Headcut erosion characteristics revealed through simulated rainfall and scouring experiments in the gully region of the Loess Plateau

Abstract

Headcut erosion is the main sediment source that may cause severe damage to the ecological environment and agricultural production. The study of headcut erosion characteristics, such as gully headcut morphological evolution and sediment particle transport processes, is essential for understanding the mechanism of gully erosion. A series of simulated rainfall combined scouring experiments with constant rainfall intensity (0.8 mm min^–1) and variable flow discharge (3.6, 4.8, 6.0, and 7.2 m³ h^–1) were conducted to illustrate the headcut erosion process in the gully region of the Loess Plateau. The results showed that gully width and gully depth increased as time and flow discharge increased. The headcut retreat length increased exponentially with experiment time.
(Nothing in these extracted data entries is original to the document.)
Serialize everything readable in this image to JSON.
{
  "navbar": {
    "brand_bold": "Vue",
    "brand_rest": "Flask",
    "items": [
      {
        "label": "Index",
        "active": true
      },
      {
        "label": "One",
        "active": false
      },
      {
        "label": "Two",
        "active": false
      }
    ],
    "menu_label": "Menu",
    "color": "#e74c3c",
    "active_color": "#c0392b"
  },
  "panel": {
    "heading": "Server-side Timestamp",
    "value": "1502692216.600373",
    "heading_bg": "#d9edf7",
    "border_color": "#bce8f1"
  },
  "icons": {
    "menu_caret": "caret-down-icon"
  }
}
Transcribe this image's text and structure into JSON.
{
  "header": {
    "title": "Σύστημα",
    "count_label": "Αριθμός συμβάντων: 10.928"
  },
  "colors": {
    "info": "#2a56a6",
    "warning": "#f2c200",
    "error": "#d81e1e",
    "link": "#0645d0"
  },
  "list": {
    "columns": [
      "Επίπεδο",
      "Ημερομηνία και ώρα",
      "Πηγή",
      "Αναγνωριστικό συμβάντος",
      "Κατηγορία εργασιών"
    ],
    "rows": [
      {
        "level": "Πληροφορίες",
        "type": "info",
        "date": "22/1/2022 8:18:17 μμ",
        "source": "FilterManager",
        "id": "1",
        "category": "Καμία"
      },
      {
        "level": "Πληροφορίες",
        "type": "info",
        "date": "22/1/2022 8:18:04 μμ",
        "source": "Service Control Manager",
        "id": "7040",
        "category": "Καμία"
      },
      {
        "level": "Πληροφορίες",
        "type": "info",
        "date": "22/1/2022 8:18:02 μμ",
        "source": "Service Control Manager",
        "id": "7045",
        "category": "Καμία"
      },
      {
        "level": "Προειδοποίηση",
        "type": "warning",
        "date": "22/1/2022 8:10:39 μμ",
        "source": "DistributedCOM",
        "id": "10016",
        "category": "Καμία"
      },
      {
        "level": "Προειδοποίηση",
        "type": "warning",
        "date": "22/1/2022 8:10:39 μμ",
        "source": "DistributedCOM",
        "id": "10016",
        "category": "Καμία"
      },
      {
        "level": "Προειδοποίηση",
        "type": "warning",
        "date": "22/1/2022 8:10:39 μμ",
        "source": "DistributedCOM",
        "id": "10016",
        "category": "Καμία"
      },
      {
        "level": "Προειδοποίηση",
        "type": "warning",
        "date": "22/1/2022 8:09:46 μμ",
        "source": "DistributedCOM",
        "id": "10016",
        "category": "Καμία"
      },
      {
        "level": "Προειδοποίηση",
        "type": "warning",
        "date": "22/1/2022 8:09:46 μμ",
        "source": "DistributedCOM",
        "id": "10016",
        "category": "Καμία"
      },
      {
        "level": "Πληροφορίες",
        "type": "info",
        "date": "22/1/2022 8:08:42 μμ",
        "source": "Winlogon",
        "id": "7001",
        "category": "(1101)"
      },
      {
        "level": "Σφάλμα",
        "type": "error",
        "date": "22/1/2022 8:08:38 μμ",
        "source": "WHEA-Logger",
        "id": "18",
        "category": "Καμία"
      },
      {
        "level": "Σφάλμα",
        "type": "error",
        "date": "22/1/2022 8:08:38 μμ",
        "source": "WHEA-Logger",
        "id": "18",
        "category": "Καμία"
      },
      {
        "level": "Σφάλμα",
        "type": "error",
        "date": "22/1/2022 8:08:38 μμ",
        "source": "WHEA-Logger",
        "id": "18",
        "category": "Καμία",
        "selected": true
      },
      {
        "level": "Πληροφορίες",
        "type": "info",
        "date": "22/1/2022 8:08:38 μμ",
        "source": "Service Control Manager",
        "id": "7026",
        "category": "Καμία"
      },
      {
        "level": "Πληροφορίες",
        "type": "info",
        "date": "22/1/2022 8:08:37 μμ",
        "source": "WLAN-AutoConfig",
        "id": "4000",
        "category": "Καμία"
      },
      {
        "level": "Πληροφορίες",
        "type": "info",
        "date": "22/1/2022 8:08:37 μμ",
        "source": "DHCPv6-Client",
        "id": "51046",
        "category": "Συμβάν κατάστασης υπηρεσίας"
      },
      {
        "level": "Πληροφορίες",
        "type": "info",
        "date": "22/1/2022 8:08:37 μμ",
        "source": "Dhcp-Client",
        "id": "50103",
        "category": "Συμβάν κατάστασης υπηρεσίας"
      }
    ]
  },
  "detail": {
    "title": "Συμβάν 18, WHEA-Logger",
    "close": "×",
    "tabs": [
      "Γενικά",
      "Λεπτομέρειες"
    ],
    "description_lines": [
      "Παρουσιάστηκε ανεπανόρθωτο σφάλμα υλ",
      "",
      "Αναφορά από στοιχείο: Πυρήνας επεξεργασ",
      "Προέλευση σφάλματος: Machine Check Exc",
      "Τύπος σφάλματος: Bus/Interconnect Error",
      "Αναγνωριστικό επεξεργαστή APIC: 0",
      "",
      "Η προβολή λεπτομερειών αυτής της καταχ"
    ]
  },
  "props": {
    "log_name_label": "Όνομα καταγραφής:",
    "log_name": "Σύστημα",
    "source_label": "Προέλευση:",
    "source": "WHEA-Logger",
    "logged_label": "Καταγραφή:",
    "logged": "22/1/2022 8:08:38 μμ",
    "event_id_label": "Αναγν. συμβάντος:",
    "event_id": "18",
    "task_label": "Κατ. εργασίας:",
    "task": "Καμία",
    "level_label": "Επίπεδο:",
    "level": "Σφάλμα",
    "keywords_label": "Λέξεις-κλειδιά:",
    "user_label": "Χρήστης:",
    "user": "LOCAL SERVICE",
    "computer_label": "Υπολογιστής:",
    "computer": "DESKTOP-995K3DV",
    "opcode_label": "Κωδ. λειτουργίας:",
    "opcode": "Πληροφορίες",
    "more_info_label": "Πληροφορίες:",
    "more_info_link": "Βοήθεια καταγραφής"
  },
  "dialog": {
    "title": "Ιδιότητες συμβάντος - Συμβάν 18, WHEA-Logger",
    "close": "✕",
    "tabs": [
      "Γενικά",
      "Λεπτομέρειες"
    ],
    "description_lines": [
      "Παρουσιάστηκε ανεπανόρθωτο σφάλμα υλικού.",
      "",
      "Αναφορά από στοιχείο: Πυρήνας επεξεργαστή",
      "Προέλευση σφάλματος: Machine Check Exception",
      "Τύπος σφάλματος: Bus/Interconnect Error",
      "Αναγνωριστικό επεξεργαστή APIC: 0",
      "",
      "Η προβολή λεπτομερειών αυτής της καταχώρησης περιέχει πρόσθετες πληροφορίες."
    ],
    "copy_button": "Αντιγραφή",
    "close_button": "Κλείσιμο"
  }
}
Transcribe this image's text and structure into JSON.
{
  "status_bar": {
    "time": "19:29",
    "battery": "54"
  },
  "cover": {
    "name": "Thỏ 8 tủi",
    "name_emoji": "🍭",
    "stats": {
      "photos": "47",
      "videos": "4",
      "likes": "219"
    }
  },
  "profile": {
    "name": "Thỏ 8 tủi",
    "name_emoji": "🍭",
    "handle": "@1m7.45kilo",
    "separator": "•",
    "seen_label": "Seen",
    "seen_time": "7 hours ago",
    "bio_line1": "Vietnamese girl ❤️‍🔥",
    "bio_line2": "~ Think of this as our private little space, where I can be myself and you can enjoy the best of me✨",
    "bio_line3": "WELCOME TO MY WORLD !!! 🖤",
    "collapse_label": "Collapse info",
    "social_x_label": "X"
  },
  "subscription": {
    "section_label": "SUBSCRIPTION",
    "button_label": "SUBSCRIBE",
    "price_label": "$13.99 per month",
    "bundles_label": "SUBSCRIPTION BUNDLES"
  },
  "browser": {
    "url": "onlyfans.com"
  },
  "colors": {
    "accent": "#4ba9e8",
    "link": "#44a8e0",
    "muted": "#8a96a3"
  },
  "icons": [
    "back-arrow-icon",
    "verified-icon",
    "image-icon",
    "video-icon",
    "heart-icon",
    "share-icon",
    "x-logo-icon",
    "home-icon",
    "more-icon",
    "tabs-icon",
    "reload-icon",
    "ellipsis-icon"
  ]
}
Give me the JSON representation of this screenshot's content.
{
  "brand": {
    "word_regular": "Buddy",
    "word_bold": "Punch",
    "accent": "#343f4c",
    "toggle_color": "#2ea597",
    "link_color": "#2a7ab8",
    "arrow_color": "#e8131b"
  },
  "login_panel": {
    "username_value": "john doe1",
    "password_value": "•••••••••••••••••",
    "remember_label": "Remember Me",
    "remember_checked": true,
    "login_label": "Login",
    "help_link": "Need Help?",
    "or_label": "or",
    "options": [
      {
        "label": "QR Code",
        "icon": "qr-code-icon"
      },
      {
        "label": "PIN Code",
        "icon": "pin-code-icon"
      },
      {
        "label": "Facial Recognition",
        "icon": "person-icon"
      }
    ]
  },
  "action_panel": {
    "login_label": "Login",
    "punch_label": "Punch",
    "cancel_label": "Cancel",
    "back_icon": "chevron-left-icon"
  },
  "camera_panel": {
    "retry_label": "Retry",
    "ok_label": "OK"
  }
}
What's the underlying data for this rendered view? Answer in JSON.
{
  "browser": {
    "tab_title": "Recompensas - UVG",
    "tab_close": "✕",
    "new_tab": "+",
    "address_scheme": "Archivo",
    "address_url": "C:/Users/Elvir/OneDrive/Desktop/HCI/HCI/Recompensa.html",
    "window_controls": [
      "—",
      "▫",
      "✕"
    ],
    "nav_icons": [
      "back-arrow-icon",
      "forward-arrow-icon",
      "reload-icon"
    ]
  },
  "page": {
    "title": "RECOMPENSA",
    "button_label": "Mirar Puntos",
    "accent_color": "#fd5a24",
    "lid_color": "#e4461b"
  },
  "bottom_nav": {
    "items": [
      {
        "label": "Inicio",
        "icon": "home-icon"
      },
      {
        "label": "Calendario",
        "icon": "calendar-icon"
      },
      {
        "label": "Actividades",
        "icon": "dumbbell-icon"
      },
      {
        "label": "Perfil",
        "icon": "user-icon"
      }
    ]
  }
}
The gully head heights decreased by 10, 13, 21, and 26 cm at different flow discharges after 180 min. The contents of clay and silt in eroded sediment particles decreased by 7.97% to 16.59% and 7.98% to 15.34%, respectively, whereas the sand volume fraction increased by 9.33% to 20.04% compared to that of the original soil. The enrichment rates of clay and silt sediment were 0.83 to 0.92 and 0.85 to 0.92, while the enrichment rate of sand sediment was 1.09 under different flow discharges. The critical particle size was 0.0326 mm. The fractal dimension of the eroded sediment particles was 2.61 to 2.67 and showed good agreement with the clay volume fraction, with a coefficient of determination (R²) of 0.93. These results provide a basis for headcut erosion model establishment, ecological management, and soil and water conservation in the gully region of the Loess Plateau.